I’m spending my day shadowing a top San Diego Unified employee, and they get started about as bright and early as I do. So without further ado, the newsblitz!
- We blog about how the San Diego Unified school board set its priorities for budgeting last night: Using dots. Their list was topped by boosting achievement for all students, but also included diversity, technology and maintaining class size.
- More from our blog: San Diego Unified is officially seeking just one superintendent. Community activists are questioning why the school district is sitting out this round of Race to the Top. And a teacher at Preuss is vying for a prestigious national award.
- The Union-Tribune reports on the budgeting, too, and gives more details on Kelly Kovacic, the teacher who’s in the running for that big award.
- SDNN also gives some limelight to Kovacic and follows up on the removal of parent activist Sally Smith from her school site committee.
- KPBS reports more on the school board deciding to stick with a single superintendent and quotes a parent who touts the current interim chief, Bill Kowba, as a good choice.
- Adult schools are trying to lure back dropouts, the North County Times reports.
- Remember the Los Angeles Times series about teacher firings? It featured a teacher who was removed from the classroom more than seven years ago, but has kept getting a paycheck as his case continued. Now a judge has ordered that he be immediately fired, the Times reports.
- Also in the LAT: Los Angeles Unified passed rules that require charter schools to disclose details about their personal finances and to abide by a court settlement on special education students. Charter advocates called it unnecessary.
- The Orange County Register reports that a state lawmaker is pushing a bill that would explicitly bar charter school leaders from unlawful censorship.
- A good question from Educated Guess: Schwarzenegger’s budget assumes that California will be granted permission to spend less on K-12 education than it promised it would. Is that a good assumption?
- The Press-Enterprise writes about a new, quicker pathway into teaching for math and science experts.

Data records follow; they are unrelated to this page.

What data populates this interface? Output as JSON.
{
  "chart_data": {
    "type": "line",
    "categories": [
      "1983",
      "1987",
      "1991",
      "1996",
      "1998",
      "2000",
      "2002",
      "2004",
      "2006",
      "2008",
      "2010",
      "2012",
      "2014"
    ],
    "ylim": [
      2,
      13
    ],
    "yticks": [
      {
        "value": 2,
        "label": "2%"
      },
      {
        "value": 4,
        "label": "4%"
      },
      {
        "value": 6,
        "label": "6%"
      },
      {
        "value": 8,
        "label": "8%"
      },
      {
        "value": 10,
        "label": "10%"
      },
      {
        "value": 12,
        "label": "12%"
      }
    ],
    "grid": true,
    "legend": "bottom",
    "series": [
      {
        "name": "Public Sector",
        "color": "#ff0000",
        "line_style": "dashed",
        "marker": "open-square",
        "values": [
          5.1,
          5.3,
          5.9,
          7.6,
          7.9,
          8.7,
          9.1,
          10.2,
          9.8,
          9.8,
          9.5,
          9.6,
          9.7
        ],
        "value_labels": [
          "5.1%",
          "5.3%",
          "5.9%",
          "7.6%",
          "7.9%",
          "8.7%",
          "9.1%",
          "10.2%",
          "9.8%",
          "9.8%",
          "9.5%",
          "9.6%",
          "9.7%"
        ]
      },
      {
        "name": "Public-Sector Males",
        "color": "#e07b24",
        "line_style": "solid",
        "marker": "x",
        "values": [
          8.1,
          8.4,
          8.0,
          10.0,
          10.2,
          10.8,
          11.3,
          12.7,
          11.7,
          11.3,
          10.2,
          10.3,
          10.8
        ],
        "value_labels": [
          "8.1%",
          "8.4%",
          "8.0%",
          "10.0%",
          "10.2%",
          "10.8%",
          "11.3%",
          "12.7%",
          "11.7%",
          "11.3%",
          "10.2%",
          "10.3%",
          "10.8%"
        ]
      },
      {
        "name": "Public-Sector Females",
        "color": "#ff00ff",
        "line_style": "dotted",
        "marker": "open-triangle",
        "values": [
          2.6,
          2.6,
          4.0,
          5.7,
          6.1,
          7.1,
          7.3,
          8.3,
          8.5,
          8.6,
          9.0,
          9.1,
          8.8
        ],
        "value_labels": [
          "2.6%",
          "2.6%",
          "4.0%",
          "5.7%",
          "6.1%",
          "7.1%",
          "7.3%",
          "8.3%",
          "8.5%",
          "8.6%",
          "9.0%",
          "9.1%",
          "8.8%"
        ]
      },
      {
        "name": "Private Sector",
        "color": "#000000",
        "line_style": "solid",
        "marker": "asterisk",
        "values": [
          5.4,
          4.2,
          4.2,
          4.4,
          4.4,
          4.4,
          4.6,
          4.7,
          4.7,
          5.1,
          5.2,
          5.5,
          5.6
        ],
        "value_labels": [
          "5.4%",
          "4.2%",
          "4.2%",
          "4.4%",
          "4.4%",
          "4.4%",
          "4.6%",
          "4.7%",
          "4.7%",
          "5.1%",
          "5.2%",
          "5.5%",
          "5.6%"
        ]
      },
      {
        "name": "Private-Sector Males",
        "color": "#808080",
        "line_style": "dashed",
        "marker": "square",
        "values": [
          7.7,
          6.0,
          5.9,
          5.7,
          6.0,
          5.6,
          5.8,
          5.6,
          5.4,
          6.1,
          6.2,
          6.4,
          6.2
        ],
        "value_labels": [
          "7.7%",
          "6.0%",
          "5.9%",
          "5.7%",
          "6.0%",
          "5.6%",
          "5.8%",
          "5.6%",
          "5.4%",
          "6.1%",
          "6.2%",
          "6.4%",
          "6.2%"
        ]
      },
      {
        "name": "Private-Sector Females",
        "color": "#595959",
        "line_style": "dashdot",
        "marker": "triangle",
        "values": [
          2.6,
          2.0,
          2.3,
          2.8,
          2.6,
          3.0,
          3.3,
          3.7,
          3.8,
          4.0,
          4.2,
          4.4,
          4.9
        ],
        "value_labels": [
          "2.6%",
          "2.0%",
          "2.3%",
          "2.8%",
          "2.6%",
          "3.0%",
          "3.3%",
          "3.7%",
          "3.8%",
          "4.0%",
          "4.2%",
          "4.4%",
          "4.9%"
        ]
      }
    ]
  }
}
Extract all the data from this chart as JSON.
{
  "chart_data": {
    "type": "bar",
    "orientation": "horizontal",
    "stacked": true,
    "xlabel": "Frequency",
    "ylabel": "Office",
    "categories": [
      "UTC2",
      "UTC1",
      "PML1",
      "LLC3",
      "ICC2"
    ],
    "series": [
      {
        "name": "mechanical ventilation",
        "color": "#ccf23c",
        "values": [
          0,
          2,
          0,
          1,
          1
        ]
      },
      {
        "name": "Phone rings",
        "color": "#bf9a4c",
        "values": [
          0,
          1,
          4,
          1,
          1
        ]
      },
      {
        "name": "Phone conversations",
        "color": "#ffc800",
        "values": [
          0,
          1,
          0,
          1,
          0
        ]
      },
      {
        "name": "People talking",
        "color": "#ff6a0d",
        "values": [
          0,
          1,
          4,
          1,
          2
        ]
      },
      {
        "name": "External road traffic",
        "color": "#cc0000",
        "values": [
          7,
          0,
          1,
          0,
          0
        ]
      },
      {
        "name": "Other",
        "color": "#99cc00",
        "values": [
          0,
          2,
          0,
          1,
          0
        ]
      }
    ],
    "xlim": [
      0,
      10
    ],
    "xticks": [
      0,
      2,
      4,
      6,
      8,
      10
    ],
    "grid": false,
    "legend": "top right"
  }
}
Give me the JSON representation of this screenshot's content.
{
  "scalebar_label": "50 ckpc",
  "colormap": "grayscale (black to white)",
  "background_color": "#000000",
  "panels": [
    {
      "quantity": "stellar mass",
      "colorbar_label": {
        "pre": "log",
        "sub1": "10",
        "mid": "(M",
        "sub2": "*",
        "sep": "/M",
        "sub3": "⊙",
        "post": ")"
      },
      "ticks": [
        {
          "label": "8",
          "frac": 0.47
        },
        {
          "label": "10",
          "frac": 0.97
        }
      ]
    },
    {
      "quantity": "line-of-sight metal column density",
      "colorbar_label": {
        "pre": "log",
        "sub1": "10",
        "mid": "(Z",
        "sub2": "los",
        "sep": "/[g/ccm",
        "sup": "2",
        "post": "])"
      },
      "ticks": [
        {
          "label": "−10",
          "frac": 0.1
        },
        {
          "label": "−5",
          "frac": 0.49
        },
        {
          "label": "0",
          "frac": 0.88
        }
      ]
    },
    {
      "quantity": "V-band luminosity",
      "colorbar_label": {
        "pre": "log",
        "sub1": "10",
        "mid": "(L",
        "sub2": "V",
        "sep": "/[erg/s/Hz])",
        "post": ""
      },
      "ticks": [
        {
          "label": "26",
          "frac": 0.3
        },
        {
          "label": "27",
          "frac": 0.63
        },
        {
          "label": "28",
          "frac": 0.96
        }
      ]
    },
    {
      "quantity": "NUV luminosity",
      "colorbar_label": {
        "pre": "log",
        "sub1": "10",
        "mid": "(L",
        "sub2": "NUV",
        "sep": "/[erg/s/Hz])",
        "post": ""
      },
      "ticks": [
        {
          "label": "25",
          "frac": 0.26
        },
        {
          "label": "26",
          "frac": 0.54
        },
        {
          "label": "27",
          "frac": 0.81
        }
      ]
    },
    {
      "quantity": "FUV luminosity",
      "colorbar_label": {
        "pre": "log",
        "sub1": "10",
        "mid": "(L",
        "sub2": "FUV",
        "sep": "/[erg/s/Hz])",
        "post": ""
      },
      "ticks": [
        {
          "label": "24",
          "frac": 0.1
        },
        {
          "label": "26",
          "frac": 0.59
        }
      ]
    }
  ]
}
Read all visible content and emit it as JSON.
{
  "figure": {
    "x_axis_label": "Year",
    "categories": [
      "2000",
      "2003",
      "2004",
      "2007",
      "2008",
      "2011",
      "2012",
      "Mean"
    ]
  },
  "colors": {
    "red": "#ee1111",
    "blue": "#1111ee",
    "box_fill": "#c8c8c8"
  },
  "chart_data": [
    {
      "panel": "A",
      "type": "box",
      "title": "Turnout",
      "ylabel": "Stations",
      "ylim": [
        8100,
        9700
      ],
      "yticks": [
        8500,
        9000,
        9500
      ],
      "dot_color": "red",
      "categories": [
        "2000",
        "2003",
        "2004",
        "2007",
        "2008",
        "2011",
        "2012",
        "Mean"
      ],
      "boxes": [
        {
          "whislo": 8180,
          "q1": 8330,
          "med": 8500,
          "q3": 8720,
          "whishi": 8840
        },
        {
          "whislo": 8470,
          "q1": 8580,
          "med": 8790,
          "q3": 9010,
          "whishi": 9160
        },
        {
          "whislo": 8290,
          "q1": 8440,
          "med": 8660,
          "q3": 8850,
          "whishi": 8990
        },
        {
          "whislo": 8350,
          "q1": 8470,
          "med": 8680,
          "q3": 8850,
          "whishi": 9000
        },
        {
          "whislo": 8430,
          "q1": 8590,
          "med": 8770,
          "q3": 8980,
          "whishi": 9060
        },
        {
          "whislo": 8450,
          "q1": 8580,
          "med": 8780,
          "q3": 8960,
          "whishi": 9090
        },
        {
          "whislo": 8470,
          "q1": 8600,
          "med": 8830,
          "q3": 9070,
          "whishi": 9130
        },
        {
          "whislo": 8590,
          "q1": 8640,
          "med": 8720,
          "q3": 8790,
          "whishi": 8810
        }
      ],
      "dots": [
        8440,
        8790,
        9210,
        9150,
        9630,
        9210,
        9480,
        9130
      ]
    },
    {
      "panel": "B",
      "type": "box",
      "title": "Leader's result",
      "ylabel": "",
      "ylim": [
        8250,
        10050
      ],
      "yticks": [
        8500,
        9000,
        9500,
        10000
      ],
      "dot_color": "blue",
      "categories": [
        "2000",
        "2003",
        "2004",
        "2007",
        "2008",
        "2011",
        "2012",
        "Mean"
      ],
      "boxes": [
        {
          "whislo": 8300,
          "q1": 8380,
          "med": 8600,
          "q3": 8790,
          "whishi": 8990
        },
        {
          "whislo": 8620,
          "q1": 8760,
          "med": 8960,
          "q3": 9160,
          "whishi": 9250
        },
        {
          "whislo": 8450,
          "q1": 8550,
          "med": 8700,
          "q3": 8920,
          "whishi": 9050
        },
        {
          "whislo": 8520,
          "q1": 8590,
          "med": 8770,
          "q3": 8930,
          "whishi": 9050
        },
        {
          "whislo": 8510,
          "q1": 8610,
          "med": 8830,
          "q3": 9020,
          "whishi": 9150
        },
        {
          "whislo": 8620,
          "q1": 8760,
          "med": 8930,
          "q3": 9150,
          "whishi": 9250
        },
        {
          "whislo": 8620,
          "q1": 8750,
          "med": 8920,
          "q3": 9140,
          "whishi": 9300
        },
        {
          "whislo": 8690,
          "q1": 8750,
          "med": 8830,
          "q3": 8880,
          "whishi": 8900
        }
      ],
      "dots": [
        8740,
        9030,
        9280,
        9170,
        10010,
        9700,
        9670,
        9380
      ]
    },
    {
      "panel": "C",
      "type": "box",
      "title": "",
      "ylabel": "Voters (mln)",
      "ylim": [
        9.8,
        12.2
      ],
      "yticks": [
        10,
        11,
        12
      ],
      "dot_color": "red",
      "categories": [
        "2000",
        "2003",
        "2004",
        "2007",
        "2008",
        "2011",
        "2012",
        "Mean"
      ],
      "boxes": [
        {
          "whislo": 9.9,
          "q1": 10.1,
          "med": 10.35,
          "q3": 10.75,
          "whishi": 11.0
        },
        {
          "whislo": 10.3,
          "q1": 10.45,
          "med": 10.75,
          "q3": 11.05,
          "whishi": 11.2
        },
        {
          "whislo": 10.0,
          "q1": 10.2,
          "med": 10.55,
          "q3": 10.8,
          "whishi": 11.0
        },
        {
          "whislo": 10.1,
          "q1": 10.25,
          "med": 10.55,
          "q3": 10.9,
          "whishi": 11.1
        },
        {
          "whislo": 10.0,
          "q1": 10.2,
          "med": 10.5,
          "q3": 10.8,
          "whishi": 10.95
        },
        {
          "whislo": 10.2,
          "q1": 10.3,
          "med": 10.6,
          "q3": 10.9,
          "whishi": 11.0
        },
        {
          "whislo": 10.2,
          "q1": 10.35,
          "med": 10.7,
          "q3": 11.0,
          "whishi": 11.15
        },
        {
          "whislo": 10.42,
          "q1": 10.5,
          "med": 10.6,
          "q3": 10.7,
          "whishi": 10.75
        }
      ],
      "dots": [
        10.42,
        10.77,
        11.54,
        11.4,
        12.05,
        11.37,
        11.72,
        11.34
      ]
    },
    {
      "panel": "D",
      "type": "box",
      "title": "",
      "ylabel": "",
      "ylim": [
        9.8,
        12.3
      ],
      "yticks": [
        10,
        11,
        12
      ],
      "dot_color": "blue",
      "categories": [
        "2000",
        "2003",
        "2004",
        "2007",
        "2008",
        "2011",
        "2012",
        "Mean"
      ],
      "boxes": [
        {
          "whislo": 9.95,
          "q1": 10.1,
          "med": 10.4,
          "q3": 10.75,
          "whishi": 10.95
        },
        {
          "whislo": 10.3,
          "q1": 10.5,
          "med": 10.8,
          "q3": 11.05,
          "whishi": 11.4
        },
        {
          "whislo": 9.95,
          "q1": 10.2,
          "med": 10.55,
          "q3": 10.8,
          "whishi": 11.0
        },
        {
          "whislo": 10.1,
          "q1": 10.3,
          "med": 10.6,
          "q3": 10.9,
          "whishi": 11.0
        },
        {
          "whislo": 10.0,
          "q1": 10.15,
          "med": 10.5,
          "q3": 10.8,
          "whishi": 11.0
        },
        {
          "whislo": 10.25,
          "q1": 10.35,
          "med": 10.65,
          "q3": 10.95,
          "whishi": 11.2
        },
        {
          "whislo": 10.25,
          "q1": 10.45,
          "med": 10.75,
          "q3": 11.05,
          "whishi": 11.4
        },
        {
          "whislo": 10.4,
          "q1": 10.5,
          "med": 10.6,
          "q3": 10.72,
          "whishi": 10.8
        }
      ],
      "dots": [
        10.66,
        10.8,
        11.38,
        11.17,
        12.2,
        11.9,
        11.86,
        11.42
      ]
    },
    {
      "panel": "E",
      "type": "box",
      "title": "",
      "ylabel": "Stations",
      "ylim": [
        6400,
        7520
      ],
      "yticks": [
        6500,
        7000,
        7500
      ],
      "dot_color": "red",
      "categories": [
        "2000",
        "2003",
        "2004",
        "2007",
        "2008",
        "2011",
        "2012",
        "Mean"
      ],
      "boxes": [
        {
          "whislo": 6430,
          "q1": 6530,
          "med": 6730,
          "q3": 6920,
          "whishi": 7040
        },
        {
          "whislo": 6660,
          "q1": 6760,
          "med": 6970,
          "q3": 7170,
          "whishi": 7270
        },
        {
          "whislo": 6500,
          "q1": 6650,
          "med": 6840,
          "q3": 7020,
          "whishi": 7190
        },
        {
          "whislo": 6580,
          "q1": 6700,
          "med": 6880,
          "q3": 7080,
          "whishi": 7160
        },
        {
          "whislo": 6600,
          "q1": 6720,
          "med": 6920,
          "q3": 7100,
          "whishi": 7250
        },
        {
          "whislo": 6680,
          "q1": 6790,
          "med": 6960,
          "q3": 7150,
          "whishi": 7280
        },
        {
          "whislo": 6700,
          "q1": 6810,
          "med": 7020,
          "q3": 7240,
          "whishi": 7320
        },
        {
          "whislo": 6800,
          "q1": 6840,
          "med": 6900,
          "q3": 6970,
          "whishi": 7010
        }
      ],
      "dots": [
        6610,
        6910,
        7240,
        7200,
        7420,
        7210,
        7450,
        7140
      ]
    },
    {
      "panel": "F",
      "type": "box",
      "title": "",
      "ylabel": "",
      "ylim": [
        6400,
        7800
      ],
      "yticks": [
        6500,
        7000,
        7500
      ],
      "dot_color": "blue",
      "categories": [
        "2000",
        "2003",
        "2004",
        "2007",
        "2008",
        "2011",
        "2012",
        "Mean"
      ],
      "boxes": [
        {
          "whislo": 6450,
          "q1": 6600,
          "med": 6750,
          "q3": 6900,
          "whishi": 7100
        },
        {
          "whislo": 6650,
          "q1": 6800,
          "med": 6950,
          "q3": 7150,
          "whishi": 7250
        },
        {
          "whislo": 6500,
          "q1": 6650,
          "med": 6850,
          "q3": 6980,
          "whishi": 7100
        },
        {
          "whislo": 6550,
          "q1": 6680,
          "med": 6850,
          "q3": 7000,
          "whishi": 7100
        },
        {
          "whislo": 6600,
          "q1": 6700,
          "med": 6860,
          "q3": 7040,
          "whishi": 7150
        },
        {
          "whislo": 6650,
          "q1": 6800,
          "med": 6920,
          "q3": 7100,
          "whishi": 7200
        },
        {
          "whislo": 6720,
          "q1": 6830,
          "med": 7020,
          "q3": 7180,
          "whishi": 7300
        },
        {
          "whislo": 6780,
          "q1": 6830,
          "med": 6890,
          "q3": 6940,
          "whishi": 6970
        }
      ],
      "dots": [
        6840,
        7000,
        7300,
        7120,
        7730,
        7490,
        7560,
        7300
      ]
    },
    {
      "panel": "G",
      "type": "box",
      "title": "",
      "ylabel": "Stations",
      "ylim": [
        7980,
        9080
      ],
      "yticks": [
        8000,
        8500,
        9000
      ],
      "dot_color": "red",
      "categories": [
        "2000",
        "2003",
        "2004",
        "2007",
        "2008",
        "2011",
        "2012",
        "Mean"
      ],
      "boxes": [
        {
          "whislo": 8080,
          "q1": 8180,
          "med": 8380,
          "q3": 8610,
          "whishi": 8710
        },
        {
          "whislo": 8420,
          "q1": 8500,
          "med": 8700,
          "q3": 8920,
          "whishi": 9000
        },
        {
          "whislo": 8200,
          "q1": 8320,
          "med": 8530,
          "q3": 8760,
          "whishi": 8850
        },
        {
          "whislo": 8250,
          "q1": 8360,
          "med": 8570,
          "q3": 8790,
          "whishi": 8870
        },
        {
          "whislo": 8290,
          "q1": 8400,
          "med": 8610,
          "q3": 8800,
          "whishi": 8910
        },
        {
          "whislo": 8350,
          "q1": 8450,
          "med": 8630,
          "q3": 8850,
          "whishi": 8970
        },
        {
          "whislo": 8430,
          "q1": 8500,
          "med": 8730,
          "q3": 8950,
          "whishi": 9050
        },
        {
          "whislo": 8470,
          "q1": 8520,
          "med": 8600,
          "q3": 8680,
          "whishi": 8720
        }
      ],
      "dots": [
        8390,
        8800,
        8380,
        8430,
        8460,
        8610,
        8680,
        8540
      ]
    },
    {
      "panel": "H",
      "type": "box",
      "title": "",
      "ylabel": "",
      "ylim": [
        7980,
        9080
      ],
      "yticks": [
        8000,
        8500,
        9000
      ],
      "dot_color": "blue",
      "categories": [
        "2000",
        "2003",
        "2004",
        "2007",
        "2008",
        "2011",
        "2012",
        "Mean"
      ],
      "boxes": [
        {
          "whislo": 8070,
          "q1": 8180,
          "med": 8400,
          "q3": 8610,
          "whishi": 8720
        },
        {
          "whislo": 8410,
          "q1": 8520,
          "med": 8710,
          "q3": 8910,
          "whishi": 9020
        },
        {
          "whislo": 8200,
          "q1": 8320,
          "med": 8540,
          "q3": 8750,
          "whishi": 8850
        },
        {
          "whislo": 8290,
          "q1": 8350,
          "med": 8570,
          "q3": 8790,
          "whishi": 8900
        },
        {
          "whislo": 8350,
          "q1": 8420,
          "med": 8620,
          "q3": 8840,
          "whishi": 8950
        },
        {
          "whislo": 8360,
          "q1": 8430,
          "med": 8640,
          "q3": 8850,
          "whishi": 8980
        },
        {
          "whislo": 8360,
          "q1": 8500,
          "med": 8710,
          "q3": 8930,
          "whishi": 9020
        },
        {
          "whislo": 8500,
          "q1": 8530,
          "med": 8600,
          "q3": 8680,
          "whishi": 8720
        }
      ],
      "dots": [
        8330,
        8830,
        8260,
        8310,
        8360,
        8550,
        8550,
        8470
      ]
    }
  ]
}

- Education Week delves more into the pledge from Randi Weingarten, president of the second largest teachers union in the country, to revise the teacher dismissal process. One of their bloggers, Stephen Sawchuk, does a nice job of rounding up more perspectives on her speech.
- What’s in a word? A Washington state lawmaker wants to replace the words “disadvantaged” or “at-risk” and instead talk about “at-hope” children, the Associated Press reports.
- Jay Mathews at the Washington Post argues that it’s time to scrap No Child Left Behind, not just amend it. “Nobody’s going to listen to me, of course,” he writes. “I don’t care.”